Voilà pourquoi je pense que nous devons construire la sortie du nucléaire sur un échéancier précis et réaliste. Comme également sur un financement solide pour le démantèlement des centrales les plus anciennes. Comment faire ? Mobiliser le plus possible le grand emprunt, comme ce devrait être le cas également pour la modernisation du réseau de transport d’électricité et la R&D pour les nouvelles générations de technologies d’énergies renouvelables et le stockage encore balbutiant de l’énergie. La sobriété énergétique, autre obligation essentielle pour une sortie pérenne du nucléaire, peut être encouragée par l’outil fiscal. Les énergies renouvelables par un tarif d’achat garanti assorti d’un taux de digression annuel.

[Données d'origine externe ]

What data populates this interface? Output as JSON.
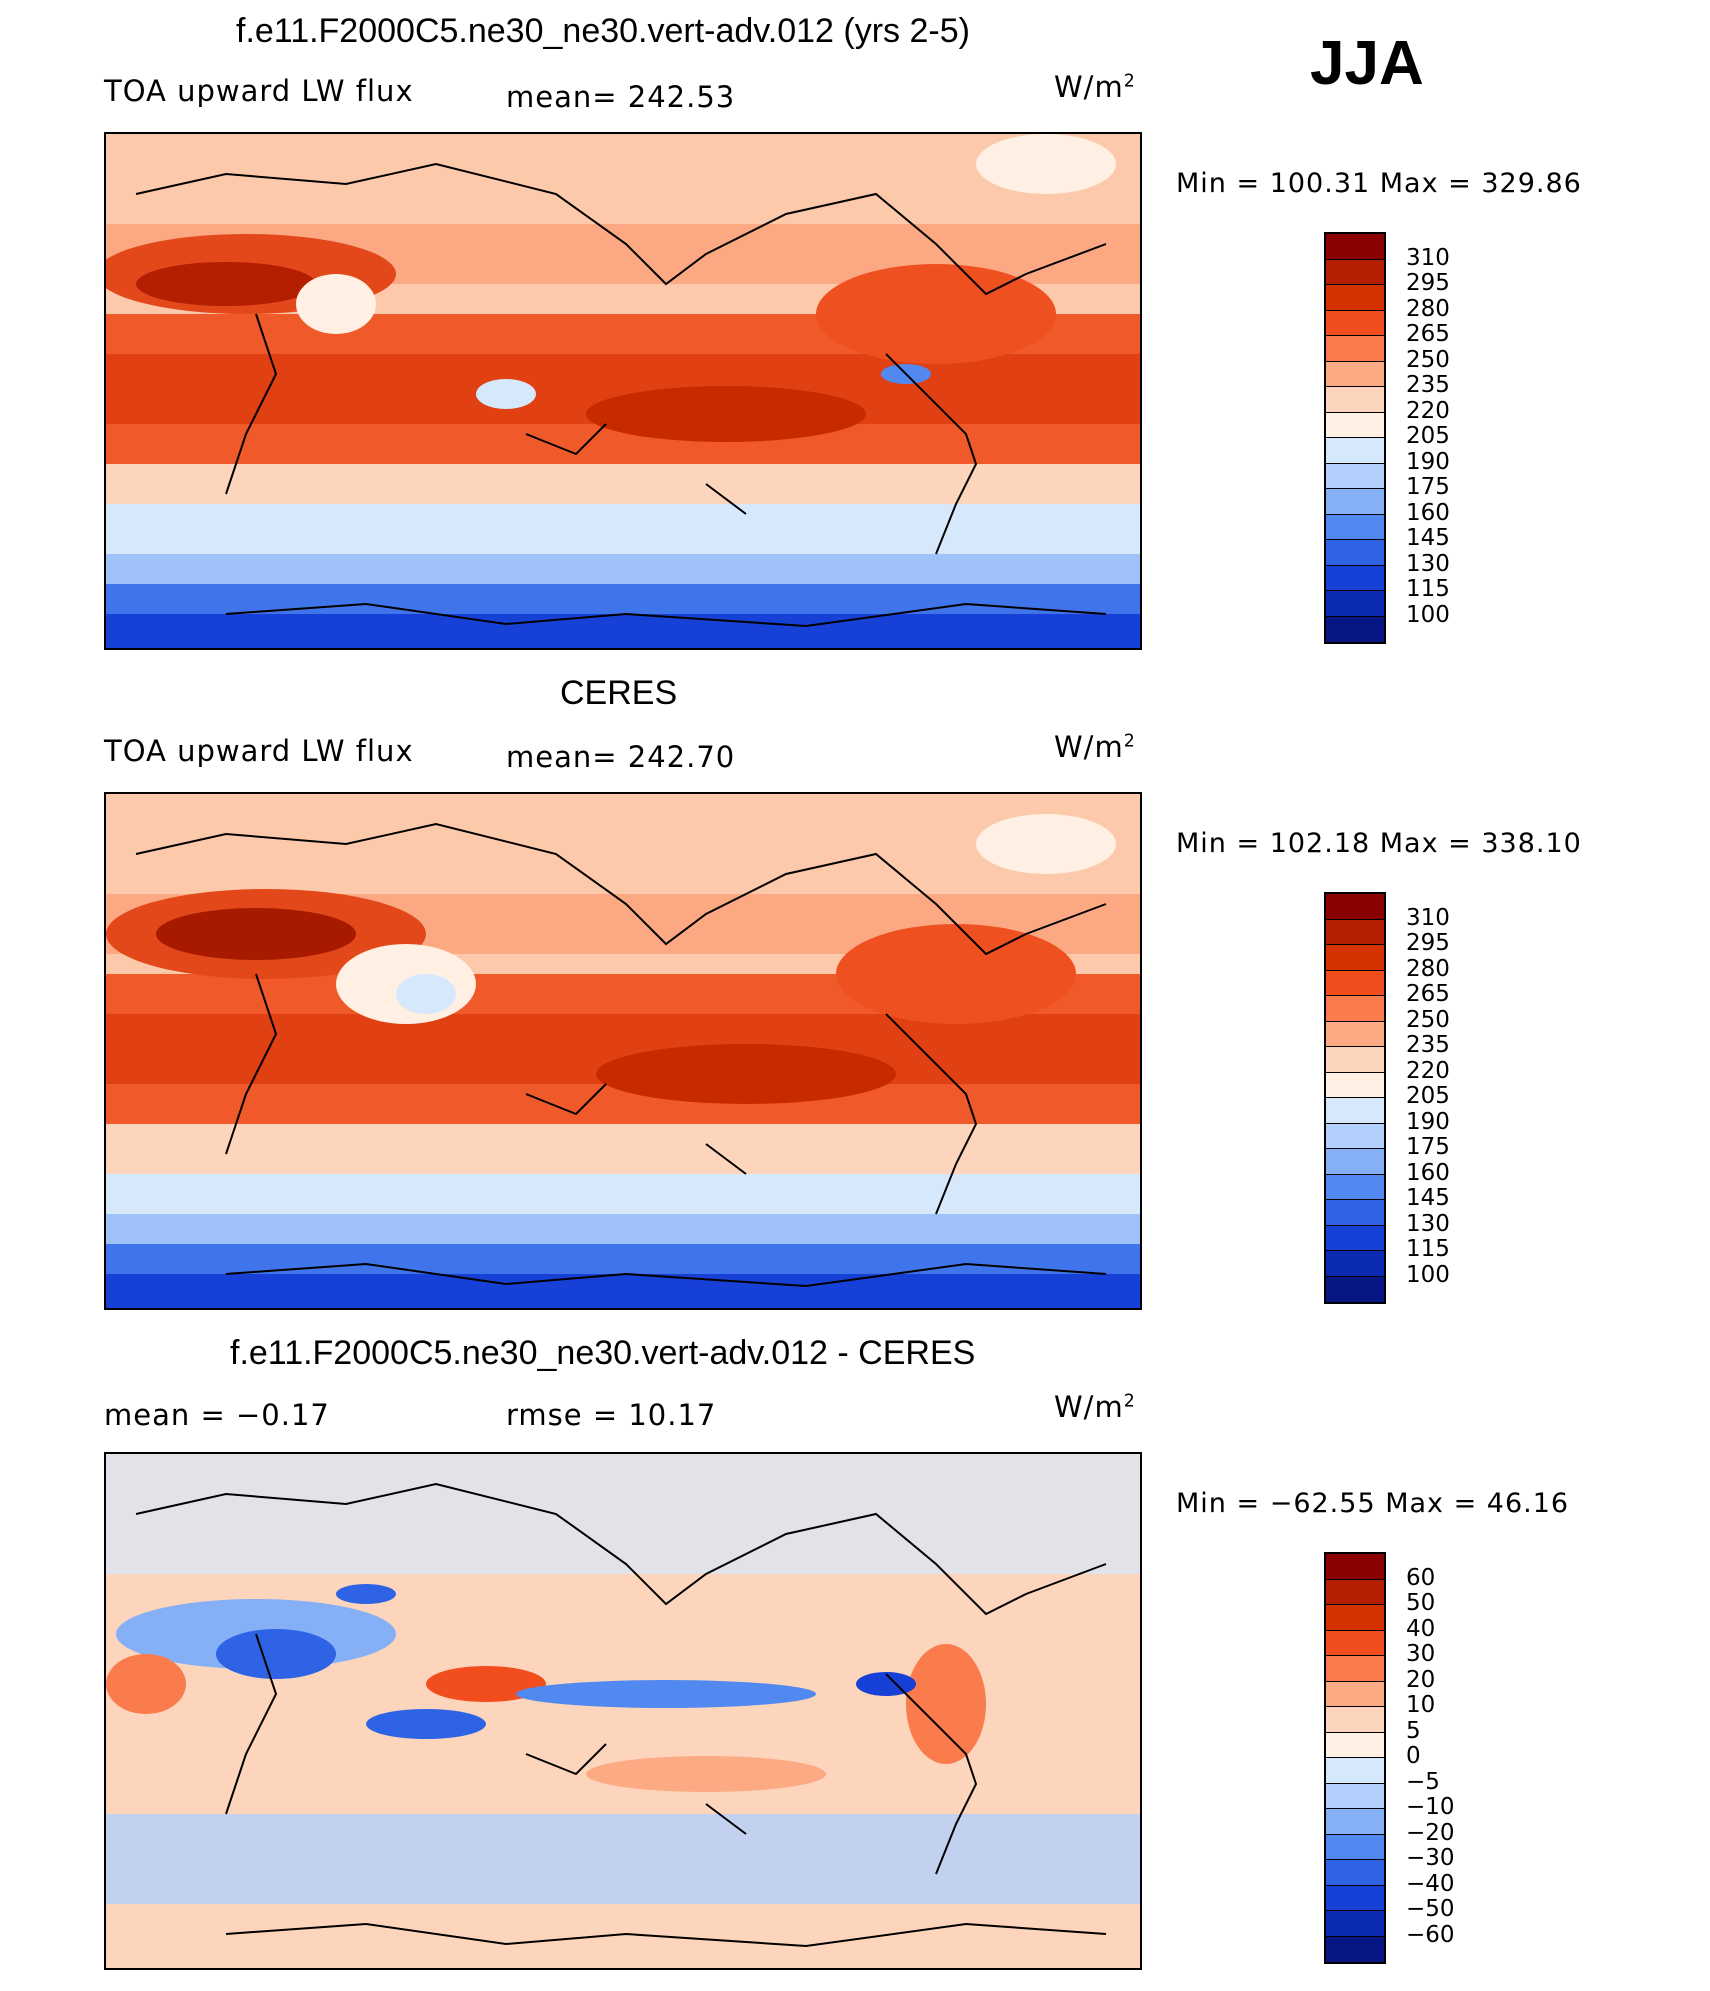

S’engager dans cette révolution énergétique est un devoir. C’est aussi une perspective enthousiasmante au plan citoyen, industriel et de l’emploi. Notre engagement et plus que tout notre action au gouvernement doivent prendre en compte la réalité financière, économique et technologique actuelle. Rien ne serait plus dangereux que de se laisser aller à une inflation de promesses impossibles à tenir. J’aime la proposition de réduction de la part du nucléaire à 50% faite par François Hollande pour 2025. C’est un objectif très ambitieux, jouable car finançable. Mais j’aime aussi le rappel par Martine Aubry qu’il faudra poursuivre cet effort au-delà de 2025. Et j’applaudis au plan solaire mis en place en Poitou-Charentes par Ségolène Royal, qui en a fait aujourd’hui l’une des régions phares en Europe pour le photovoltaïque.
C’est la droite qui ne veut pas de la sortie du nucléaire. C’est la droite qui ne prépare pas l’avenir de la France. Et c’est la gauche qui, si elle transforme l’essai des Primaires Citoyennes, devra assumer cette responsabilité. C’est ce pari-là que je prends.